The program in effect provides employers with an extra level of vetting.
Eric Saidel, human resources director at ENT and Allergy Associates, the company that hired Lisa Douglas, said he is impressed by workers who are willing to commit to a six-week boot camp.
“These are people who really want a job and who really want to work in health care,” he said. “They have already proven themselves as mature and dedicated and committed.”
His firm has hired eight people from Jobs Waiting, including four people for its call center, a registered nurse, an insurance collector, a regulatory affairs administrator and a correspondence clerk. Five have started their jobs and three will begin by April 4.
Annual salaries range from about $35,000 to $55,000.

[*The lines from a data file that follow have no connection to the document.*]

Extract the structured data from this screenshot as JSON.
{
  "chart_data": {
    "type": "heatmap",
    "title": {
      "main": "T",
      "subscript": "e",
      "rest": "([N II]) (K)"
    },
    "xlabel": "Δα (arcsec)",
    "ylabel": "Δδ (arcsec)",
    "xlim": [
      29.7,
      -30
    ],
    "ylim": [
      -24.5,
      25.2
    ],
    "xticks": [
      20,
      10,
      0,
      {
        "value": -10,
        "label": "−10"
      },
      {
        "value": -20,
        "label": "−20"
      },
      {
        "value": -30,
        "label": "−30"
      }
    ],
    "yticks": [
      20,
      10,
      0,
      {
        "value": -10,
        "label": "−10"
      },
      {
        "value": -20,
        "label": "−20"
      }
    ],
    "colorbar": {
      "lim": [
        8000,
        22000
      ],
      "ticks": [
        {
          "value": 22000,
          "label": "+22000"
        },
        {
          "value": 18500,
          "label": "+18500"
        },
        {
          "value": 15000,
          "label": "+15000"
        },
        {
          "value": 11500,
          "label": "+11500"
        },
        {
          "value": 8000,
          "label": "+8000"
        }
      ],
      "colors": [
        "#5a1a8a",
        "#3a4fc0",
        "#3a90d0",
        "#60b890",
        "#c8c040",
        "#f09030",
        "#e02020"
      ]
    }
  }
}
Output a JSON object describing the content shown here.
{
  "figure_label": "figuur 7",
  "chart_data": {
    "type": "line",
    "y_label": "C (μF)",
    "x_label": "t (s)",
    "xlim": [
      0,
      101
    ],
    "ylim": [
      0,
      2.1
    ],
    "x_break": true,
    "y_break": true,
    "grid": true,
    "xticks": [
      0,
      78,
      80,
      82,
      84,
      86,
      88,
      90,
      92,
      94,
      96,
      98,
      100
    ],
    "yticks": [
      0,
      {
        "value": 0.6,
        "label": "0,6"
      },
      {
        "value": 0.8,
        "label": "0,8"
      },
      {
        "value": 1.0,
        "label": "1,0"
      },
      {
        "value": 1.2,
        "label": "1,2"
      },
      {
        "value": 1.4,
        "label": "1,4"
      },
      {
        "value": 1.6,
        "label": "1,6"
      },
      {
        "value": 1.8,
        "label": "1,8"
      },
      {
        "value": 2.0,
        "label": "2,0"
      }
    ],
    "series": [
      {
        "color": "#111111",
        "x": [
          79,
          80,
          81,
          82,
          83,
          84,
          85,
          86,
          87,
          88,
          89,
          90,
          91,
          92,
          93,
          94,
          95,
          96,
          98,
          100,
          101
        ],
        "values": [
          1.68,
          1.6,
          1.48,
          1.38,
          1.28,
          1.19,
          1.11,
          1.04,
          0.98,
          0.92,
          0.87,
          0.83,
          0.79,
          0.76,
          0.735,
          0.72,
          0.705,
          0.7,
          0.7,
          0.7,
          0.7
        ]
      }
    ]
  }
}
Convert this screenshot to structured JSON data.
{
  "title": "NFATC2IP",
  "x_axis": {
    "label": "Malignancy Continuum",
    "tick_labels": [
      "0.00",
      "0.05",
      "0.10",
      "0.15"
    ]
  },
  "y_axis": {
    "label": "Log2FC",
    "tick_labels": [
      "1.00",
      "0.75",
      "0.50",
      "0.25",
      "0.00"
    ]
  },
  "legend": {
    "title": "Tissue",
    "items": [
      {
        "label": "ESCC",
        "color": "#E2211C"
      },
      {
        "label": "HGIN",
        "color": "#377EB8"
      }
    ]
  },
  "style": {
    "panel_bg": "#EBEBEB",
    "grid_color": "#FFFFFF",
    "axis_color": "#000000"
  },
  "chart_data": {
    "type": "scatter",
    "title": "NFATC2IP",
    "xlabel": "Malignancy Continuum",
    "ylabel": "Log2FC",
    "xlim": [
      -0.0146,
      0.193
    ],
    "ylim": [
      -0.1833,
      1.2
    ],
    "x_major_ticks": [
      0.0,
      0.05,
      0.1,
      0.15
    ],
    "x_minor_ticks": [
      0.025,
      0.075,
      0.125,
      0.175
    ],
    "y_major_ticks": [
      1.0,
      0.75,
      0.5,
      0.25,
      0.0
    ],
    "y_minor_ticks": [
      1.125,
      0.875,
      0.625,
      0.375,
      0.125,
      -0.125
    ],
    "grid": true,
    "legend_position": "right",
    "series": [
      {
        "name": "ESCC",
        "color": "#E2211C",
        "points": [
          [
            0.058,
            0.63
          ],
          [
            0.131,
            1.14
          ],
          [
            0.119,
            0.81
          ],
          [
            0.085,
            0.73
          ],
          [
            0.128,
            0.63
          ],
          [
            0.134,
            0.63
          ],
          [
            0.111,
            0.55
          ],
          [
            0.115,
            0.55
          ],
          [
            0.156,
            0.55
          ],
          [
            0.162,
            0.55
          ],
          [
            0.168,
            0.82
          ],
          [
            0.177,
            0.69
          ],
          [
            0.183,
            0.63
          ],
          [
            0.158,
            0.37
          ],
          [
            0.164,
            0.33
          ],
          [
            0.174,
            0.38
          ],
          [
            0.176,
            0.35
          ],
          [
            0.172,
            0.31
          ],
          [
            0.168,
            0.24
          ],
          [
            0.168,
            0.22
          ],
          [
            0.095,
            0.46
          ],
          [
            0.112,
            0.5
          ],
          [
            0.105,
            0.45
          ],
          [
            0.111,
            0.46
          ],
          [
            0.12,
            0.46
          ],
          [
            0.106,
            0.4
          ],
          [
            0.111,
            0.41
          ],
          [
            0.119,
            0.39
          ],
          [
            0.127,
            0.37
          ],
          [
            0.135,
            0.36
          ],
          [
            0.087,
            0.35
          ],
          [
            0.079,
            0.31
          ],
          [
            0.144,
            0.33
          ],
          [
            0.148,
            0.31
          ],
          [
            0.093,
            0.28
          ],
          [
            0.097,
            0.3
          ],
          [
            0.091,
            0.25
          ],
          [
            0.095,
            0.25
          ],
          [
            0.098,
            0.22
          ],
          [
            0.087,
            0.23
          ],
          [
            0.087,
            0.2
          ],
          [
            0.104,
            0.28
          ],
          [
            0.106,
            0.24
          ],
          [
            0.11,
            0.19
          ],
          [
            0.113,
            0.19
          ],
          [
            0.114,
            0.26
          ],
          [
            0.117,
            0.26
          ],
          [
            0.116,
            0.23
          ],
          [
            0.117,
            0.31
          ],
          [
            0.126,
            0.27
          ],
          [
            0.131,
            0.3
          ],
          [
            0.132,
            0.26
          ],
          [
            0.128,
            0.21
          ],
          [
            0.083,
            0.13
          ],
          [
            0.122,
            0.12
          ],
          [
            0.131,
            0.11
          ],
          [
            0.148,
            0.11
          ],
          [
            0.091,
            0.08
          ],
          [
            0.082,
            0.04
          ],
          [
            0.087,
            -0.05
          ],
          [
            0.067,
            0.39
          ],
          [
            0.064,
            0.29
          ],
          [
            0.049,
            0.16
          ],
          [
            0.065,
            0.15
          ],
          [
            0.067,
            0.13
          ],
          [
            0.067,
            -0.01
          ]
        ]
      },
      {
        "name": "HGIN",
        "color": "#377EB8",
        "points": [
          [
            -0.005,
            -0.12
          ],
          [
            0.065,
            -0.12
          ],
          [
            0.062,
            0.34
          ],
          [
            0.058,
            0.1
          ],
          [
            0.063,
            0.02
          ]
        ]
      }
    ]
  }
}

“What I had hoped for came true,” Saidel said. “They showed up on the first day ready to work.”
A byproduct of the grant is temporary jobs for the people running the program. A 3-member team at the Westchester-Putnam Local Workforce Investment Board will be paid $641,000 in salaries and benefits to administer the program for four years. Beckford, the board’s executive director, is being paid a salary of $11,897 a year as project executive. Ali Tarshoun, a job center manager, is being paid $40,813 a year as project administrator. A budget specialist is being paid $48,565 a year.
The Westchester County Association has a contract for about $2 million for providing a program manager, coaches, job developers and other positions. The WorkPlace, based in Bridgeport, Conn., is running the boot camps for about $600,000.
“I think it’s a good use of government money,” said Amy Allen, vice president of the WCA.
She is pleased with the program’s progress, and she expects even better results as the program is fine-tuned for the health care job market.
Eighty-six people have graduated from boot camps. Seventeen people have accepted jobs. Eighteen are receiving more training, and 40 are in the process of signing up for more training or services.
Jobs Waiting is connecting workers to healthcare jobs in Westchester, Putnam, Rockland, Orange, Dutchess, Ulster and Sullivan counties. An online application and more information about the program can be found at Westchester-Putnam One Stop Job Center website.